Implement the pytest_generate_tests hook in your conftest.py or test module to read the YAML data and use it to dynamically generate tests with the desired parameters:

# conftest.py or within your test module
import pytest
import yaml

def pytest_generate_tests(metafunc):
    if 'threshold' in metafunc.fixturenames or 'window_size' in metafunc.fixturenames:
        with open(r"\test_plan_1.yaml") as f:
            data = yaml.safe_load(f)
        # Assuming your YAML file structure allows direct extraction of values for parametrization
        thresholds = data['thresholds']
        window_sizes = data['window_sizes']
        if 'threshold' in metafunc.fixturenames:
            metafunc.parametrize('threshold', thresholds)
        if 'window_size' in metafunc.fixturenames:
            metafunc.parametrize('window_size', window_sizes)

# Your test module
class TestB(TestBase):

    def test_resulty(self, threshold, window_size):
        # Your test implementation

The pytest_generate_tests hook reads your YAML configuration and dynamically applies parametrization to your tests based on the contents.

In detail:

pytest_generate_tests is a hook function that pytest calls when collecting a test function.

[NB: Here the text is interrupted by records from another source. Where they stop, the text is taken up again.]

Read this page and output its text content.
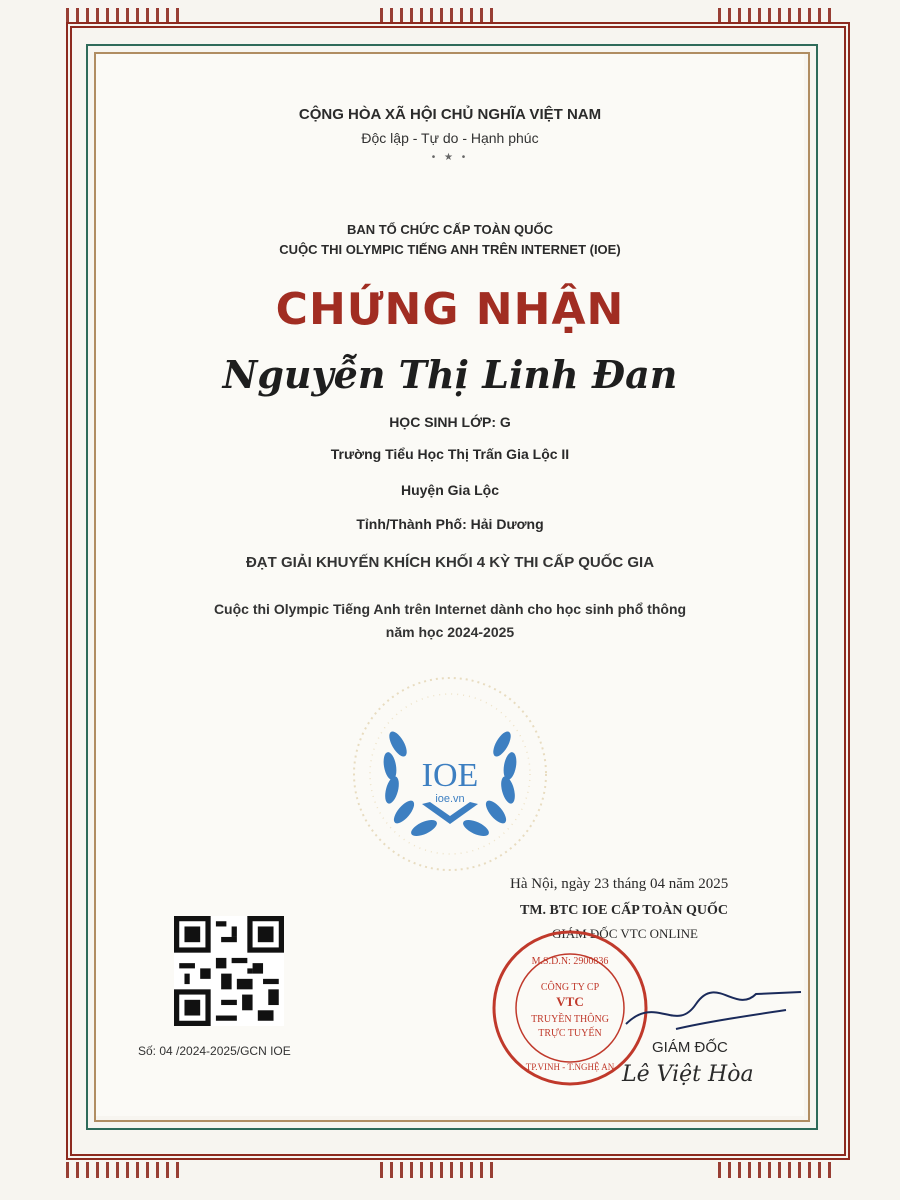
CỘNG HÒA XÃ HỘI CHỦ NGHĨA VIỆT NAM
Độc lập - Tự do - Hạnh phúc
• ★ •
BAN TỔ CHỨC CẤP TOÀN QUỐC
CUỘC THI OLYMPIC TIẾNG ANH TRÊN INTERNET (IOE)
CHỨNG NHẬN
Nguyễn Thị Linh Đan
HỌC SINH LỚP: G
Trường Tiểu Học Thị Trấn Gia Lộc II
Huyện Gia Lộc
Tỉnh/Thành Phố: Hải Dương
ĐẠT GIẢI KHUYẾN KHÍCH KHỐI 4 KỲ THI CẤP QUỐC GIA
Cuộc thi Olympic Tiếng Anh trên Internet dành cho học sinh phổ thông
năm học 2024-2025
IOE
ioe.vn
Số: 04 /2024-2025/GCN IOE
Hà Nội, ngày 23 tháng 04 năm 2025
TM. BTC IOE CẤP TOÀN QUỐC
GIÁM ĐỐC VTC ONLINE
M.S.D.N: 2900836
CÔNG TY CP
VTC
TRUYỀN THÔNG
TRỰC TUYẾN
TP.VINH - T.NGHỆ AN
GIÁM ĐỐC
Lê Việt Hòa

That happens before any test is actually executed.
During the test collection phase, pytest identifies all the test functions and classes in the specified directories and files. For each collected test function, pytest checks if there is a pytest_generate_tests function defined in the conftest.py files or directly in the test modules.
If pytest_generate_tests is found, pytest invokes it, passing a metafunc object as the argument. That metafunc object contains metadata about the test function including its name, the fixture names it uses, and a method to parametrize the test function (metafunc.parametrize()).
Inside pytest_generate_tests, you can use metafunc.parametrize() to dynamically generate parameters for the test functions based on your custom logic. You can access the command-line arguments, read files, or generate data programmatically to decide the parameters.